Paper long abstract:
This paper is based on an ethnography of hope and uncertainty in the lives of Danish elderly going through physical rehabilitation. In Denmark people over the age of 65 years are assigned to rehabilitation free of charge after illness or operation. Working their way through the ups and downs of rehabilitation, crises occur continuously in the process of training the frail and unpredictable body. Feelings of insecurity, and of not being oneself, turn into a hope for a return to normality, thus restoring a well known sense of self. I argue that hope in crisis induces a certain temporal quality to life. The past is both behind and ahead of you as it spills into images of the future.

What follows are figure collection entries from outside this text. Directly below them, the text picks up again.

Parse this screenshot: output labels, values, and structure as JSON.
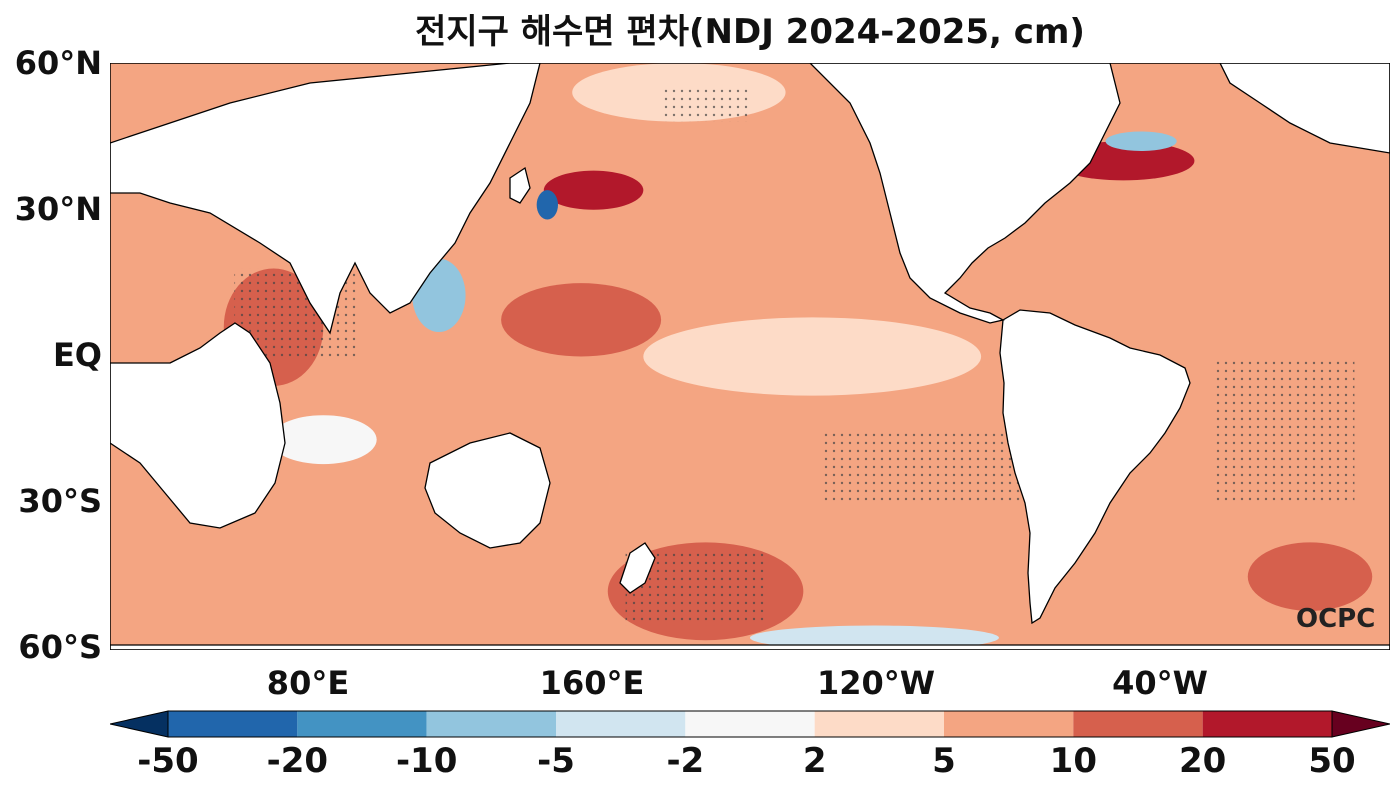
{
  "chart_data": {
    "type": "heatmap",
    "title": "전지구 해수면 편차(NDJ 2024-2025, cm)",
    "map_extent": {
      "lon_min": 20,
      "lon_max": 380,
      "lat_min": -60,
      "lat_max": 60
    },
    "y_ticks": [
      {
        "lat": 60,
        "label": "60°N"
      },
      {
        "lat": 30,
        "label": "30°N"
      },
      {
        "lat": 0,
        "label": "EQ"
      },
      {
        "lat": -30,
        "label": "30°S"
      },
      {
        "lat": -60,
        "label": "60°S"
      }
    ],
    "x_ticks": [
      {
        "lon": 80,
        "label": "80°E"
      },
      {
        "lon": 160,
        "label": "160°E"
      },
      {
        "lon": 240,
        "label": "120°W"
      },
      {
        "lon": 320,
        "label": "40°W"
      }
    ],
    "colorbar": {
      "levels": [
        -50,
        -20,
        -10,
        -5,
        -2,
        2,
        5,
        10,
        20,
        50
      ],
      "labels": [
        "-50",
        "-20",
        "-10",
        "-5",
        "-2",
        "2",
        "5",
        "10",
        "20",
        "50"
      ],
      "colors": [
        "#053061",
        "#2166ac",
        "#4393c3",
        "#92c5de",
        "#d1e5f0",
        "#f7f7f7",
        "#fddbc7",
        "#f4a582",
        "#d6604d",
        "#b2182b",
        "#67001f"
      ],
      "extend": "both"
    },
    "background_anomaly_class": "#f4a582",
    "regions": [
      {
        "name": "central-pacific-weak-band",
        "lon": [
          170,
          265
        ],
        "lat": [
          -8,
          8
        ],
        "color": "#fddbc7"
      },
      {
        "name": "tropical-indian-ocean-high",
        "lon": [
          52,
          80
        ],
        "lat": [
          -6,
          18
        ],
        "color": "#d6604d"
      },
      {
        "name": "kuroshio-extension-high",
        "lon": [
          142,
          170
        ],
        "lat": [
          30,
          38
        ],
        "color": "#b2182b"
      },
      {
        "name": "kuroshio-negative-eddy",
        "lon": [
          140,
          146
        ],
        "lat": [
          28,
          34
        ],
        "color": "#2166ac"
      },
      {
        "name": "gulf-stream-high",
        "lon": [
          285,
          325
        ],
        "lat": [
          36,
          44
        ],
        "color": "#b2182b"
      },
      {
        "name": "gulf-stream-negative",
        "lon": [
          300,
          320
        ],
        "lat": [
          42,
          46
        ],
        "color": "#92c5de"
      },
      {
        "name": "south-pacific-high",
        "lon": [
          160,
          215
        ],
        "lat": [
          -58,
          -38
        ],
        "color": "#d6604d"
      },
      {
        "name": "western-pacific-high",
        "lon": [
          130,
          175
        ],
        "lat": [
          0,
          15
        ],
        "color": "#d6604d"
      },
      {
        "name": "south-atlantic-high",
        "lon": [
          340,
          375
        ],
        "lat": [
          -52,
          -38
        ],
        "color": "#d6604d"
      },
      {
        "name": "south-china-sea-negative",
        "lon": [
          105,
          120
        ],
        "lat": [
          5,
          20
        ],
        "color": "#92c5de"
      },
      {
        "name": "arabian-sea-weak-band",
        "lon": [
          65,
          95
        ],
        "lat": [
          -22,
          -12
        ],
        "color": "#f7f7f7"
      },
      {
        "name": "southern-ocean-negative",
        "lon": [
          200,
          270
        ],
        "lat": [
          -60,
          -55
        ],
        "color": "#d1e5f0"
      },
      {
        "name": "north-pacific-weak",
        "lon": [
          150,
          210
        ],
        "lat": [
          48,
          60
        ],
        "color": "#fddbc7"
      }
    ],
    "stippled_regions": [
      {
        "name": "indian-ocean-stipple",
        "lon": [
          55,
          90
        ],
        "lat": [
          0,
          18
        ]
      },
      {
        "name": "southeast-pacific-stipple",
        "lon": [
          220,
          280
        ],
        "lat": [
          -30,
          -15
        ]
      },
      {
        "name": "south-atlantic-stipple",
        "lon": [
          330,
          370
        ],
        "lat": [
          -30,
          0
        ]
      },
      {
        "name": "south-pacific-stipple",
        "lon": [
          165,
          205
        ],
        "lat": [
          -55,
          -40
        ]
      },
      {
        "name": "north-pacific-stipple",
        "lon": [
          175,
          200
        ],
        "lat": [
          48,
          55
        ]
      }
    ]
  },
  "watermark": "OCPC"
}
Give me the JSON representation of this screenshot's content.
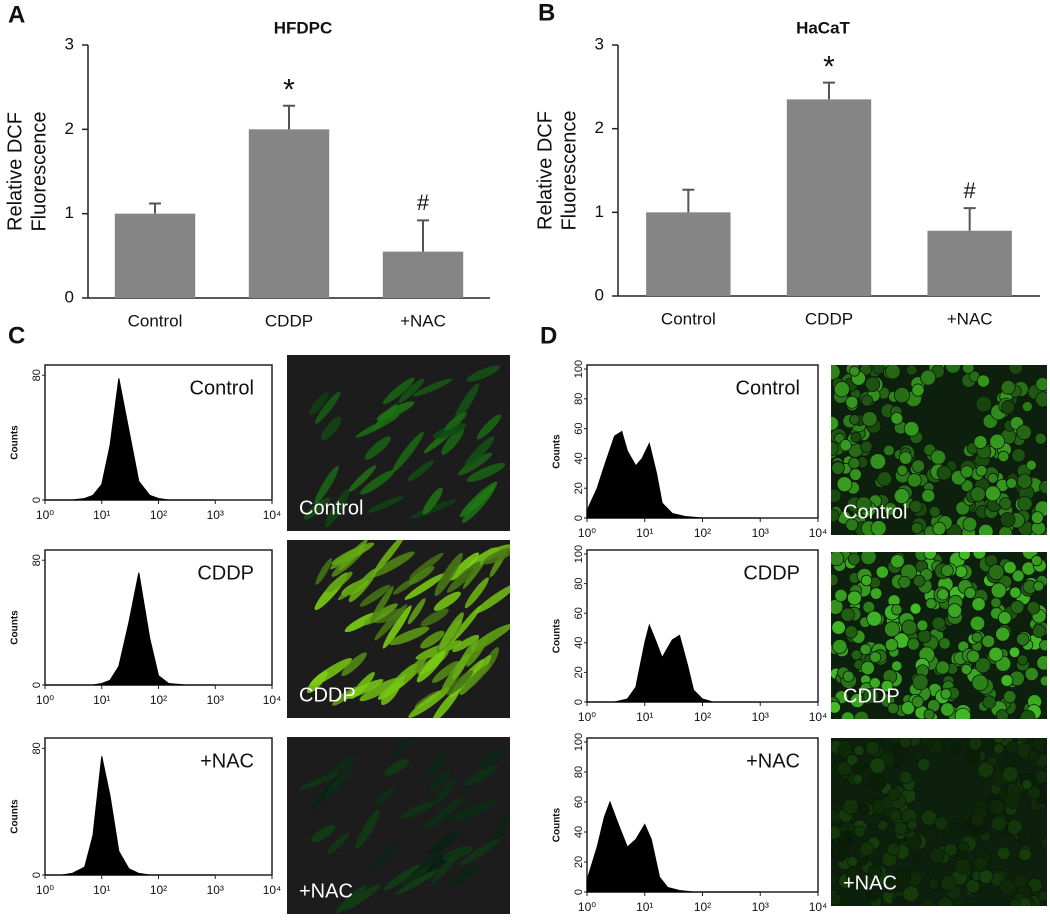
{
  "chart_data": [
    {
      "type": "bar",
      "panel": "A",
      "title": "HFDPC",
      "ylabel": [
        "Relative DCF",
        "Fluorescence"
      ],
      "categories": [
        "Control",
        "CDDP",
        "+NAC"
      ],
      "values": [
        1.0,
        2.0,
        0.55
      ],
      "errors": [
        0.12,
        0.28,
        0.37
      ],
      "markers": [
        null,
        "*",
        "#"
      ],
      "color": "#858585",
      "ylim": [
        0,
        3
      ],
      "yticks": [
        0,
        1,
        2,
        3
      ]
    },
    {
      "type": "bar",
      "panel": "B",
      "title": "HaCaT",
      "ylabel": [
        "Relative DCF",
        "Fluorescence"
      ],
      "categories": [
        "Control",
        "CDDP",
        "+NAC"
      ],
      "values": [
        1.0,
        2.35,
        0.78
      ],
      "errors": [
        0.27,
        0.2,
        0.27
      ],
      "markers": [
        null,
        "*",
        "#"
      ],
      "color": "#858585",
      "ylim": [
        0,
        3
      ],
      "yticks": [
        0,
        1,
        2,
        3
      ]
    },
    {
      "type": "area",
      "panel": "C",
      "label": "Control",
      "ylabel": "Counts",
      "xscale": "log",
      "color": "#000000",
      "x": [
        1,
        2,
        3,
        5,
        7,
        10,
        14,
        20,
        30,
        45,
        70,
        100,
        150,
        300,
        1000
      ],
      "values": [
        0,
        0,
        0,
        1,
        3,
        10,
        35,
        78,
        45,
        12,
        3,
        1,
        0,
        0,
        0
      ],
      "xlim": [
        1,
        10000
      ],
      "ylim": [
        0,
        84
      ],
      "xticks": [
        {
          "value": 1,
          "label": "10⁰"
        },
        {
          "value": 10,
          "label": "10¹"
        },
        {
          "value": 100,
          "label": "10²"
        },
        {
          "value": 1000,
          "label": "10³"
        },
        {
          "value": 10000,
          "label": "10⁴"
        }
      ],
      "yticks": [
        0,
        80
      ]
    },
    {
      "type": "area",
      "label": "CDDP",
      "ylabel": "Counts",
      "xscale": "log",
      "color": "#000000",
      "x": [
        1,
        2,
        3,
        5,
        7,
        10,
        14,
        20,
        30,
        45,
        70,
        100,
        150,
        300,
        1000
      ],
      "values": [
        0,
        0,
        0,
        0,
        0,
        1,
        3,
        12,
        40,
        72,
        30,
        6,
        1,
        0,
        0
      ],
      "xlim": [
        1,
        10000
      ],
      "ylim": [
        0,
        84
      ],
      "xticks": [
        {
          "value": 1,
          "label": "10⁰"
        },
        {
          "value": 10,
          "label": "10¹"
        },
        {
          "value": 100,
          "label": "10²"
        },
        {
          "value": 1000,
          "label": "10³"
        },
        {
          "value": 10000,
          "label": "10⁴"
        }
      ],
      "yticks": [
        0,
        80
      ]
    },
    {
      "type": "area",
      "label": "+NAC",
      "ylabel": "Counts",
      "xscale": "log",
      "color": "#000000",
      "x": [
        1,
        2,
        3,
        5,
        7,
        10,
        14,
        20,
        30,
        45,
        70,
        100,
        150,
        300,
        1000
      ],
      "values": [
        0,
        0,
        1,
        5,
        25,
        75,
        50,
        15,
        4,
        1,
        0,
        0,
        0,
        0,
        0
      ],
      "xlim": [
        1,
        10000
      ],
      "ylim": [
        0,
        84
      ],
      "xticks": [
        {
          "value": 1,
          "label": "10⁰"
        },
        {
          "value": 10,
          "label": "10¹"
        },
        {
          "value": 100,
          "label": "10²"
        },
        {
          "value": 1000,
          "label": "10³"
        },
        {
          "value": 10000,
          "label": "10⁴"
        }
      ],
      "yticks": [
        0,
        80
      ]
    },
    {
      "type": "area",
      "panel": "D",
      "label": "Control",
      "ylabel": "Counts",
      "xscale": "log",
      "color": "#000000",
      "x": [
        1,
        1.5,
        2,
        3,
        4,
        5,
        7,
        9,
        12,
        16,
        20,
        30,
        50,
        100,
        1000
      ],
      "values": [
        5,
        20,
        35,
        55,
        58,
        45,
        35,
        40,
        50,
        30,
        10,
        3,
        1,
        0,
        0
      ],
      "xlim": [
        1,
        10000
      ],
      "ylim": [
        0,
        100
      ],
      "xticks": [
        {
          "value": 1,
          "label": "10⁰"
        },
        {
          "value": 10,
          "label": "10¹"
        },
        {
          "value": 100,
          "label": "10²"
        },
        {
          "value": 1000,
          "label": "10³"
        },
        {
          "value": 10000,
          "label": "10⁴"
        }
      ],
      "yticks": [
        0,
        20,
        40,
        60,
        80,
        100
      ]
    },
    {
      "type": "area",
      "label": "CDDP",
      "ylabel": "Counts",
      "xscale": "log",
      "color": "#000000",
      "x": [
        1,
        3,
        5,
        7,
        10,
        12,
        16,
        20,
        30,
        40,
        55,
        70,
        100,
        150,
        1000
      ],
      "values": [
        0,
        0,
        2,
        10,
        40,
        52,
        40,
        30,
        42,
        45,
        25,
        8,
        2,
        0,
        0
      ],
      "xlim": [
        1,
        10000
      ],
      "ylim": [
        0,
        100
      ],
      "xticks": [
        {
          "value": 1,
          "label": "10⁰"
        },
        {
          "value": 10,
          "label": "10¹"
        },
        {
          "value": 100,
          "label": "10²"
        },
        {
          "value": 1000,
          "label": "10³"
        },
        {
          "value": 10000,
          "label": "10⁴"
        }
      ],
      "yticks": [
        0,
        20,
        40,
        60,
        80,
        100
      ]
    },
    {
      "type": "area",
      "label": "+NAC",
      "ylabel": "Counts",
      "xscale": "log",
      "color": "#000000",
      "x": [
        1,
        1.5,
        2,
        2.5,
        3.5,
        5,
        7,
        10,
        13,
        18,
        25,
        40,
        70,
        150,
        1000
      ],
      "values": [
        8,
        30,
        50,
        60,
        45,
        30,
        35,
        45,
        35,
        10,
        3,
        1,
        0,
        0,
        0
      ],
      "xlim": [
        1,
        10000
      ],
      "ylim": [
        0,
        100
      ],
      "xticks": [
        {
          "value": 1,
          "label": "10⁰"
        },
        {
          "value": 10,
          "label": "10¹"
        },
        {
          "value": 100,
          "label": "10²"
        },
        {
          "value": 1000,
          "label": "10³"
        },
        {
          "value": 10000,
          "label": "10⁴"
        }
      ],
      "yticks": [
        0,
        20,
        40,
        60,
        80,
        100
      ]
    }
  ],
  "micrographs": [
    {
      "label": "Control"
    },
    {
      "label": "CDDP"
    },
    {
      "label": "+NAC"
    },
    {
      "label": "Control"
    },
    {
      "label": "CDDP"
    },
    {
      "label": "+NAC"
    }
  ]
}
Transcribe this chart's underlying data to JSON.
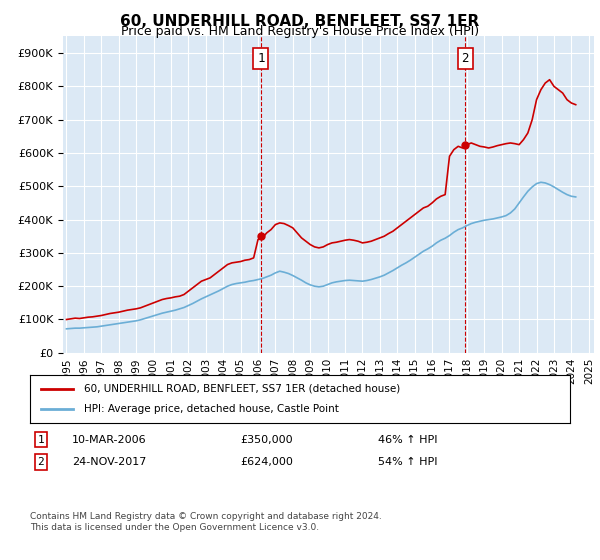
{
  "title": "60, UNDERHILL ROAD, BENFLEET, SS7 1ER",
  "subtitle": "Price paid vs. HM Land Registry's House Price Index (HPI)",
  "background_color": "#dce9f5",
  "plot_bg_color": "#dce9f5",
  "red_line_label": "60, UNDERHILL ROAD, BENFLEET, SS7 1ER (detached house)",
  "blue_line_label": "HPI: Average price, detached house, Castle Point",
  "footer": "Contains HM Land Registry data © Crown copyright and database right 2024.\nThis data is licensed under the Open Government Licence v3.0.",
  "annotation1": {
    "num": "1",
    "date": "10-MAR-2006",
    "price": "£350,000",
    "hpi": "46% ↑ HPI"
  },
  "annotation2": {
    "num": "2",
    "date": "24-NOV-2017",
    "price": "£624,000",
    "hpi": "54% ↑ HPI"
  },
  "ylim": [
    0,
    950000
  ],
  "yticks": [
    0,
    100000,
    200000,
    300000,
    400000,
    500000,
    600000,
    700000,
    800000,
    900000
  ],
  "red_x": [
    1995.0,
    1995.25,
    1995.5,
    1995.75,
    1996.0,
    1996.25,
    1996.5,
    1996.75,
    1997.0,
    1997.25,
    1997.5,
    1997.75,
    1998.0,
    1998.25,
    1998.5,
    1998.75,
    1999.0,
    1999.25,
    1999.5,
    1999.75,
    2000.0,
    2000.25,
    2000.5,
    2000.75,
    2001.0,
    2001.25,
    2001.5,
    2001.75,
    2002.0,
    2002.25,
    2002.5,
    2002.75,
    2003.0,
    2003.25,
    2003.5,
    2003.75,
    2004.0,
    2004.25,
    2004.5,
    2004.75,
    2005.0,
    2005.25,
    2005.5,
    2005.75,
    2006.0,
    2006.25,
    2006.5,
    2006.75,
    2007.0,
    2007.25,
    2007.5,
    2007.75,
    2008.0,
    2008.25,
    2008.5,
    2008.75,
    2009.0,
    2009.25,
    2009.5,
    2009.75,
    2010.0,
    2010.25,
    2010.5,
    2010.75,
    2011.0,
    2011.25,
    2011.5,
    2011.75,
    2012.0,
    2012.25,
    2012.5,
    2012.75,
    2013.0,
    2013.25,
    2013.5,
    2013.75,
    2014.0,
    2014.25,
    2014.5,
    2014.75,
    2015.0,
    2015.25,
    2015.5,
    2015.75,
    2016.0,
    2016.25,
    2016.5,
    2016.75,
    2017.0,
    2017.25,
    2017.5,
    2017.75,
    2018.0,
    2018.25,
    2018.5,
    2018.75,
    2019.0,
    2019.25,
    2019.5,
    2019.75,
    2020.0,
    2020.25,
    2020.5,
    2020.75,
    2021.0,
    2021.25,
    2021.5,
    2021.75,
    2022.0,
    2022.25,
    2022.5,
    2022.75,
    2023.0,
    2023.25,
    2023.5,
    2023.75,
    2024.0,
    2024.25
  ],
  "red_y": [
    100000,
    102000,
    104000,
    103000,
    105000,
    107000,
    108000,
    110000,
    112000,
    115000,
    118000,
    120000,
    122000,
    125000,
    128000,
    130000,
    132000,
    135000,
    140000,
    145000,
    150000,
    155000,
    160000,
    163000,
    165000,
    168000,
    170000,
    175000,
    185000,
    195000,
    205000,
    215000,
    220000,
    225000,
    235000,
    245000,
    255000,
    265000,
    270000,
    272000,
    274000,
    278000,
    280000,
    285000,
    340000,
    345000,
    360000,
    370000,
    385000,
    390000,
    388000,
    382000,
    375000,
    360000,
    345000,
    335000,
    325000,
    318000,
    315000,
    318000,
    325000,
    330000,
    332000,
    335000,
    338000,
    340000,
    338000,
    335000,
    330000,
    332000,
    335000,
    340000,
    345000,
    350000,
    358000,
    365000,
    375000,
    385000,
    395000,
    405000,
    415000,
    425000,
    435000,
    440000,
    450000,
    462000,
    470000,
    475000,
    590000,
    610000,
    620000,
    615000,
    625000,
    630000,
    625000,
    620000,
    618000,
    615000,
    618000,
    622000,
    625000,
    628000,
    630000,
    628000,
    625000,
    640000,
    660000,
    700000,
    760000,
    790000,
    810000,
    820000,
    800000,
    790000,
    780000,
    760000,
    750000,
    745000
  ],
  "blue_x": [
    1995.0,
    1995.25,
    1995.5,
    1995.75,
    1996.0,
    1996.25,
    1996.5,
    1996.75,
    1997.0,
    1997.25,
    1997.5,
    1997.75,
    1998.0,
    1998.25,
    1998.5,
    1998.75,
    1999.0,
    1999.25,
    1999.5,
    1999.75,
    2000.0,
    2000.25,
    2000.5,
    2000.75,
    2001.0,
    2001.25,
    2001.5,
    2001.75,
    2002.0,
    2002.25,
    2002.5,
    2002.75,
    2003.0,
    2003.25,
    2003.5,
    2003.75,
    2004.0,
    2004.25,
    2004.5,
    2004.75,
    2005.0,
    2005.25,
    2005.5,
    2005.75,
    2006.0,
    2006.25,
    2006.5,
    2006.75,
    2007.0,
    2007.25,
    2007.5,
    2007.75,
    2008.0,
    2008.25,
    2008.5,
    2008.75,
    2009.0,
    2009.25,
    2009.5,
    2009.75,
    2010.0,
    2010.25,
    2010.5,
    2010.75,
    2011.0,
    2011.25,
    2011.5,
    2011.75,
    2012.0,
    2012.25,
    2012.5,
    2012.75,
    2013.0,
    2013.25,
    2013.5,
    2013.75,
    2014.0,
    2014.25,
    2014.5,
    2014.75,
    2015.0,
    2015.25,
    2015.5,
    2015.75,
    2016.0,
    2016.25,
    2016.5,
    2016.75,
    2017.0,
    2017.25,
    2017.5,
    2017.75,
    2018.0,
    2018.25,
    2018.5,
    2018.75,
    2019.0,
    2019.25,
    2019.5,
    2019.75,
    2020.0,
    2020.25,
    2020.5,
    2020.75,
    2021.0,
    2021.25,
    2021.5,
    2021.75,
    2022.0,
    2022.25,
    2022.5,
    2022.75,
    2023.0,
    2023.25,
    2023.5,
    2023.75,
    2024.0,
    2024.25
  ],
  "blue_y": [
    72000,
    73000,
    74000,
    74000,
    75000,
    76000,
    77000,
    78000,
    80000,
    82000,
    84000,
    86000,
    88000,
    90000,
    92000,
    94000,
    96000,
    99000,
    103000,
    107000,
    111000,
    115000,
    119000,
    122000,
    125000,
    128000,
    132000,
    136000,
    142000,
    148000,
    155000,
    162000,
    168000,
    174000,
    180000,
    186000,
    193000,
    200000,
    205000,
    208000,
    210000,
    212000,
    215000,
    217000,
    220000,
    223000,
    228000,
    233000,
    240000,
    245000,
    242000,
    238000,
    232000,
    225000,
    218000,
    210000,
    204000,
    200000,
    198000,
    200000,
    205000,
    210000,
    213000,
    215000,
    217000,
    218000,
    217000,
    216000,
    215000,
    217000,
    220000,
    224000,
    228000,
    233000,
    240000,
    247000,
    255000,
    263000,
    270000,
    278000,
    287000,
    296000,
    305000,
    312000,
    320000,
    330000,
    338000,
    344000,
    352000,
    362000,
    370000,
    375000,
    382000,
    388000,
    392000,
    395000,
    398000,
    400000,
    402000,
    405000,
    408000,
    412000,
    420000,
    432000,
    450000,
    468000,
    485000,
    498000,
    508000,
    512000,
    510000,
    505000,
    498000,
    490000,
    482000,
    475000,
    470000,
    468000
  ],
  "sale1_x": 2006.17,
  "sale1_y": 350000,
  "sale2_x": 2017.9,
  "sale2_y": 624000,
  "vline1_x": 2006.17,
  "vline2_x": 2017.9,
  "xtick_years": [
    1995,
    1996,
    1997,
    1998,
    1999,
    2000,
    2001,
    2002,
    2003,
    2004,
    2005,
    2006,
    2007,
    2008,
    2009,
    2010,
    2011,
    2012,
    2013,
    2014,
    2015,
    2016,
    2017,
    2018,
    2019,
    2020,
    2021,
    2022,
    2023,
    2024,
    2025
  ]
}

When the imagined horizon is not reached, hope is replaced by hopelessness, yet, with time, also with new hope.
I discuss how hope emerges in the rehabilitation centers. Through physical rehabilitation and training, and an effort to engage elderly citizens in various kinds of activity, the welfare state both creates and organizes hope. Individual goals for training are negotiated between physio- and occupational therapists and elderly, shaping hope along the lines of a moral imperative of an active, healthy and independent senior citizen. Training the frail body emerges as an exercise of a culturally informed hope, and a way of managing uncertainty. Keeping track of progress, testing and measuring installs training with an aura of certainty and objectivity, and holds out a promise of reaching your goals.